RAG Subsystem (Retrieval-Augmented Generation)
The RAG subsystem provides a unified interface for managing knowledge sources and creating high-performance retrieval APIs. It creates an abstraction layer over various retrieval backends, allowing you to switch between external services and local vector stores without changing your application code.
🏗 Architecture
The system is built on a Provider Pattern:
- Knowledge Sources: Define where data lives (e.g., External Service, Milvus, Postgres).
- RAG Endpoints: Define how to query it. Each endpoint has a unique slug and access control policy.
- Retrieval Providers: Handle the execution logic (HTTP proxy, Vector Search, etc.).
🚀 Quickstart
1. External Gateway (Proxy)
Use this mode to securely proxy queries to an existing RAG microservice.
-
Create Knowledge Source:
- Type:
External RAG Service - Config:
{"base_url": "https://my-rag-service.com"} - Credentials:
env://MY_SERVICE_API_KEY
- Type:
-
Create RAG Endpoint:
- Slug:
my-service-proxy - Source: Link to the source created above.
- Slug:
-
Query:
bash POST /api/rag/my-service-proxy/query { "query": "hello", "top_k": 3 }
2. Local Indexing (Native)
Use this mode to run RAG entirely within Django using Milvus or PGVector.

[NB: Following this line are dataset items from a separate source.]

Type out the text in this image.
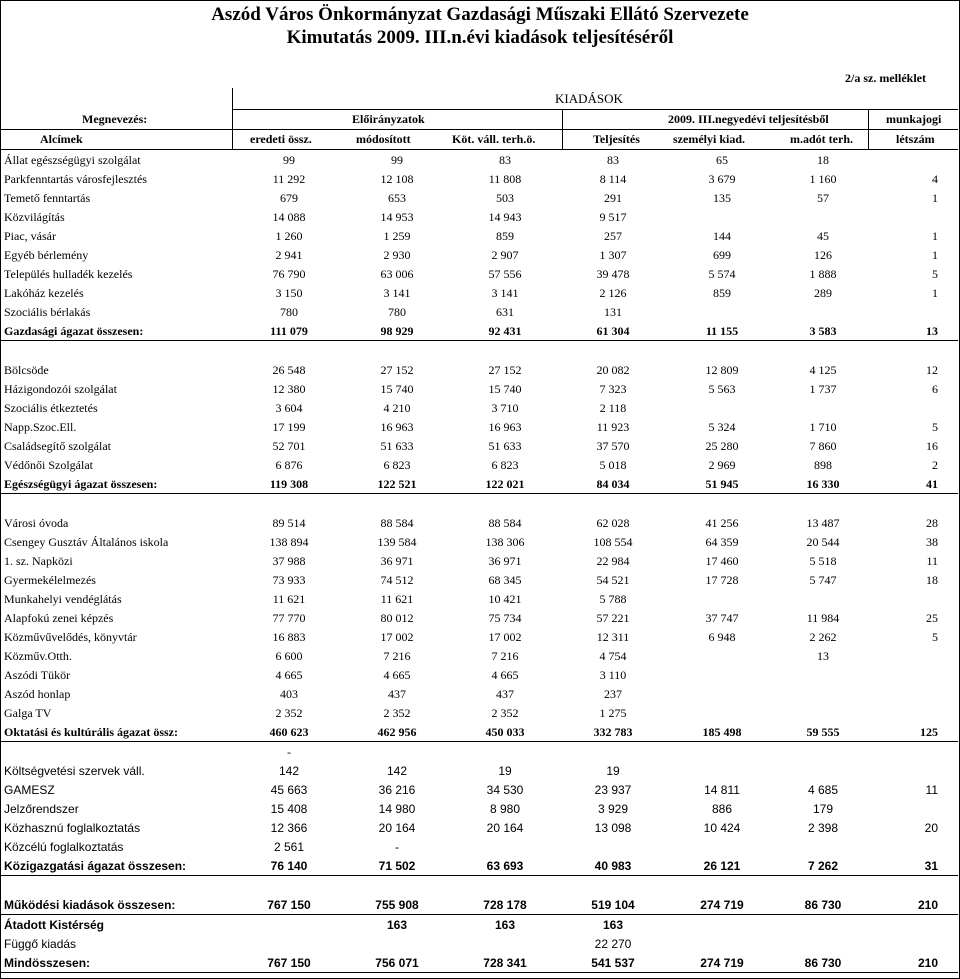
Aszód Város Önkormányzat Gazdasági Műszaki Ellátó Szervezete
Kimutatás 2009. III.n.évi kiadások teljesítéséről
2/a sz. melléklet
KIADÁSOK
Megnevezés:	Előirányzatok	2009. III.negyedévi teljesítésből	munkajogi
Alcímek	eredeti össz.	módosított	Köt. váll. terh.ö.	Teljesítés	személyi kiad.	m.adót terh.	létszám
Állat egészségügyi szolgálat	99	99	83	83	65	18	
Parkfenntartás városfejlesztés	11 292	12 108	11 808	8 114	3 679	1 160	4
Temető fenntartás	679	653	503	291	135	57	1
Közvilágítás	14 088	14 953	14 943	9 517			
Piac, vásár	1 260	1 259	859	257	144	45	1
Egyéb bérlemény	2 941	2 930	2 907	1 307	699	126	1
Település hulladék kezelés	76 790	63 006	57 556	39 478	5 574	1 888	5
Lakóház kezelés	3 150	3 141	3 141	2 126	859	289	1
Szociális bérlakás	780	780	631	131			
Gazdasági ágazat összesen:	111 079	98 929	92 431	61 304	11 155	3 583	13

Bölcsöde	26 548	27 152	27 152	20 082	12 809	4 125	12
Házigondozói szolgálat	12 380	15 740	15 740	7 323	5 563	1 737	6
Szociális étkeztetés	3 604	4 210	3 710	2 118			
Napp.Szoc.Ell.	17 199	16 963	16 963	11 923	5 324	1 710	5
Családsegítő szolgálat	52 701	51 633	51 633	37 570	25 280	7 860	16
Védőnői Szolgálat	6 876	6 823	6 823	5 018	2 969	898	2
Egészségügyi ágazat összesen:	119 308	122 521	122 021	84 034	51 945	16 330	41

Városi óvoda	89 514	88 584	88 584	62 028	41 256	13 487	28
Csengey Gusztáv Általános iskola	138 894	139 584	138 306	108 554	64 359	20 544	38
1. sz. Napközi	37 988	36 971	36 971	22 984	17 460	5 518	11
Gyermekélelmezés	73 933	74 512	68 345	54 521	17 728	5 747	18
Munkahelyi vendéglátás	11 621	11 621	10 421	5 788			
Alapfokú zenei képzés	77 770	80 012	75 734	57 221	37 747	11 984	25
Közművűvelődés, könyvtár	16 883	17 002	17 002	12 311	6 948	2 262	5
Közműv.Otth.	6 600	7 216	7 216	4 754		13	
Aszódi Tükör	4 665	4 665	4 665	3 110			
Aszód honlap	403	437	437	237			
Galga TV	2 352	2 352	2 352	1 275			
Oktatási és kultúrális ágazat össz:	460 623	462 956	450 033	332 783	185 498	59 555	125
	-						
Költségvetési szervek váll.	142	142	19	19			
GAMESZ	45 663	36 216	34 530	23 937	14 811	4 685	11
Jelzőrendszer	15 408	14 980	8 980	3 929	886	179	
Közhasznú foglalkoztatás	12 366	20 164	20 164	13 098	10 424	2 398	20
Közcélú foglalkoztatás	2 561	-					
Közigazgatási ágazat összesen:	76 140	71 502	63 693	40 983	26 121	7 262	31

Működési kiadások összesen:	767 150	755 908	728 178	519 104	274 719	86 730	210
Átadott Kistérség		163	163	163			
Függő kiadás				22 270			
Mindösszesen:	767 150	756 071	728 341	541 537	274 719	86 730	210
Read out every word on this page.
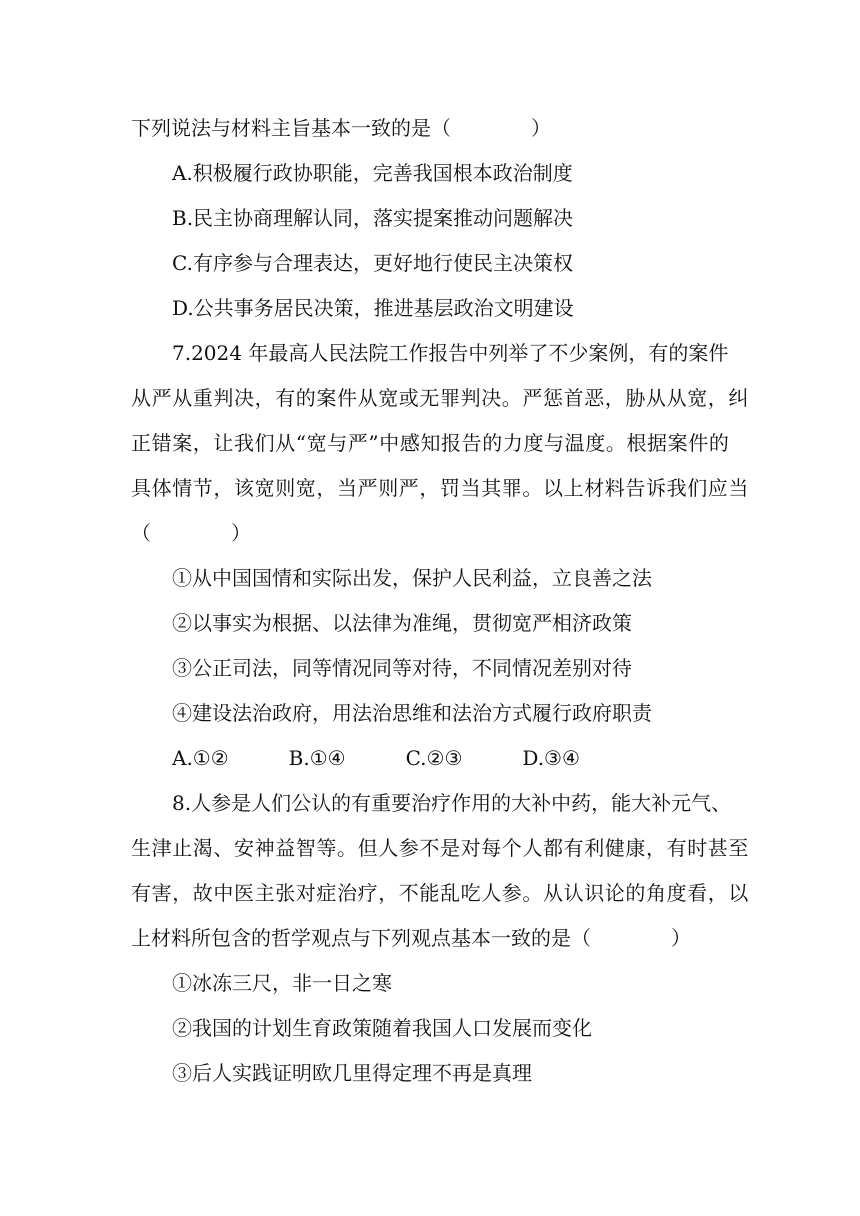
下列说法与材料主旨基本一致的是（　　　　）
A.积极履行政协职能，完善我国根本政治制度
B.民主协商理解认同，落实提案推动问题解决
C.有序参与合理表达，更好地行使民主决策权
D.公共事务居民决策，推进基层政治文明建设
7.2024 年最高人民法院工作报告中列举了不少案例，有的案件
从严从重判决，有的案件从宽或无罪判决。严惩首恶，胁从从宽，纠
正错案，让我们从“宽与严”中感知报告的力度与温度。根据案件的
具体情节，该宽则宽，当严则严，罚当其罪。以上材料告诉我们应当
（　　　　）
①从中国国情和实际出发，保护人民利益，立良善之法
②以事实为根据、以法律为准绳，贯彻宽严相济政策
③公正司法，同等情况同等对待，不同情况差别对待
④建设法治政府，用法治思维和法治方式履行政府职责
A.①②　　　B.①④　　　C.②③　　　D.③④
8.人参是人们公认的有重要治疗作用的大补中药，能大补元气、
生津止渴、安神益智等。但人参不是对每个人都有利健康，有时甚至
有害，故中医主张对症治疗，不能乱吃人参。从认识论的角度看，以
上材料所包含的哲学观点与下列观点基本一致的是（　　　　）
①冰冻三尺，非一日之寒
②我国的计划生育政策随着我国人口发展而变化
③后人实践证明欧几里得定理不再是真理
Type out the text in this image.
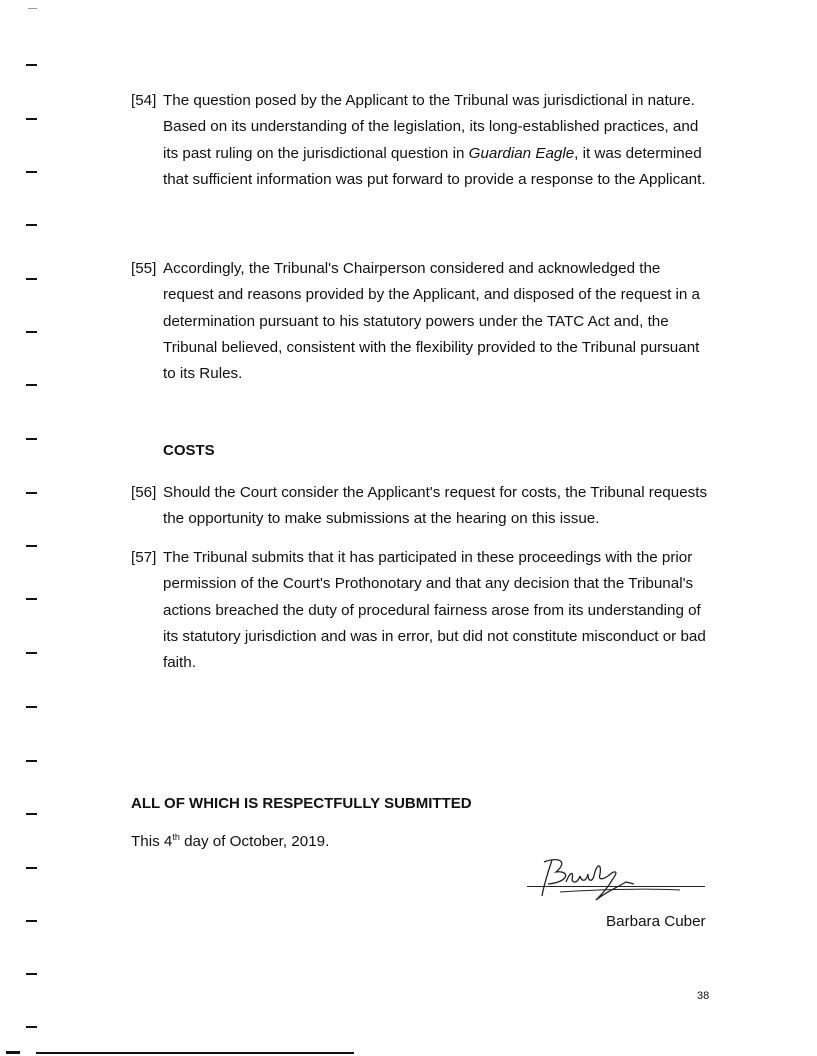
[54] The question posed by the Applicant to the Tribunal was jurisdictional in nature. Based on its understanding of the legislation, its long-established practices, and its past ruling on the jurisdictional question in Guardian Eagle, it was determined that sufficient information was put forward to provide a response to the Applicant.
[55] Accordingly, the Tribunal's Chairperson considered and acknowledged the request and reasons provided by the Applicant, and disposed of the request in a determination pursuant to his statutory powers under the TATC Act and, the Tribunal believed, consistent with the flexibility provided to the Tribunal pursuant to its Rules.
COSTS
[56] Should the Court consider the Applicant's request for costs, the Tribunal requests the opportunity to make submissions at the hearing on this issue.
[57] The Tribunal submits that it has participated in these proceedings with the prior permission of the Court's Prothonotary and that any decision that the Tribunal's actions breached the duty of procedural fairness arose from its understanding of its statutory jurisdiction and was in error, but did not constitute misconduct or bad faith.
ALL OF WHICH IS RESPECTFULLY SUBMITTED
This 4th day of October, 2019.
Barbara Cuber
38
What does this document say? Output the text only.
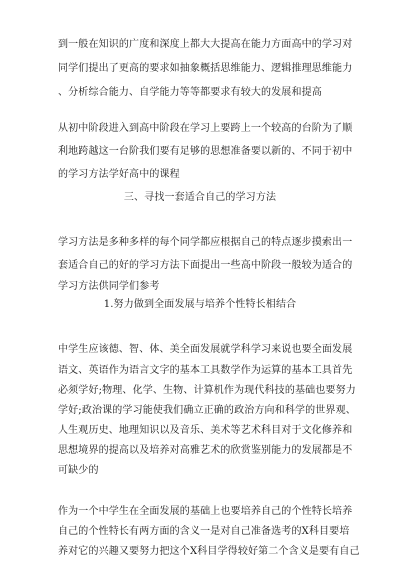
到一般在知识的广度和深度上都大大提高在能力方面高中的学习对
同学们提出了更高的要求如抽象概括思维能力、逻辑推理思维能力
、分析综合能力、自学能力等等都要求有较大的发展和提高
从初中阶段进入到高中阶段在学习上要跨上一个较高的台阶为了顺
利地跨越这一台阶我们要有足够的思想准备要以新的、不同于初中
的学习方法学好高中的课程
三、寻找一套适合自己的学习方法
学习方法是多种多样的每个同学都应根据自己的特点逐步摸索出一
套适合自己的好的学习方法下面提出一些高中阶段一般较为适合的
学习方法供同学们参考
1.努力做到全面发展与培养个性特长相结合
中学生应该德、智、体、美全面发展就学科学习来说也要全面发展
语文、英语作为语言文字的基本工具数学作为运算的基本工具首先
必须学好;物理、化学、生物、计算机作为现代科技的基础也要努力
学好;政治课的学习能使我们确立正确的政治方向和科学的世界观、
人生观历史、地理知识以及音乐、美术等艺术科目对于文化修养和
思想境界的提高以及培养对高雅艺术的欣赏鉴别能力的发展都是不
可缺少的
作为一个中学生在全面发展的基础上也要培养自己的个性特长培养
自己的个性特长有两方面的含义一是对自己准备选考的X科目要培
养对它的兴趣又要努力把这个X科目学得较好第二个含义是要有自己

Step A: Configure Embedding Model
Go to Admin > RAG > Embedding Models:
* Name: OpenAI Ada 002
* Key: openai-ada-002
* Provider: OpenAI
* Config: {"model_name": "text-embedding-ada-002"}
* Credentials: env://OPENAI_API_KEY
Step B: Create Knowledge Source
Go to Admin > RAG > Knowledge Sources:
* Type: Local Index (Milvus/PGVector)
* Config (Milvus):
json
{
"vector_store": "milvus",
"milvus_uri": "http://localhost:19530",
"collection_name": "my_docs",
"embedding_model": "openai-ada-002"
}
OR
Config (PGVector):
json
{
"vector_store": "pgvector",
"table_name": "my_vector_table",
"embedding_model": "openai-ada-002"
}
Step C: Query
Create an endpoint pointing to this source and query it normally. The system automatically: 1. Embeds the query using the configured model. 2. Searches the vector store. 3. Returns normalized results.
🛡 Security
SSRF Protection
All external requests (Webhooks, RAG Proxy) go through a hardened HTTP client that:
* Blocks Private IPs: Prevents access to localhost, 127.0.0.1, 169.254.x.x, etc.
* Disables Redirects: Prevents redirect-based SSRF attacks.
* Enforces Timeouts: Defaults to 30s.
* Limits Response Size: Prevents DoS via large payloads.
Secret Management
Never store raw secrets in configuration. Use SecretRef:
* env://VAR_NAME: Read from environment variable.
* db://secret_name: Read from SecretStore model.
Access Control (RBAC)
RAG Endpoints support granular access policies:
{
"require_authenticated": true,
"allowed_groups": ["rag_users", "staff"],
"allowed_users": ["admin@example.com"],
"denied_users": ["abuser@example.com"]
}
📊 Observability
Query Logs
Every query is logged to RAGQueryLog with:
* Trace ID: Unique correlation ID for the request.
* Latency: End-to-end execution time.
* Results Metadata: Source IDs and scores (content is not logged by default for privacy).
* Policy Decisions: Why a request was allowed or denied.
Test Query UI
Admin staff can test connections directly from the dashboard: 1. Go to RAG Endpoints. 2. Click an endpoint. 3. Use the "Test Query" tab to run live searches and view raw JSON responses.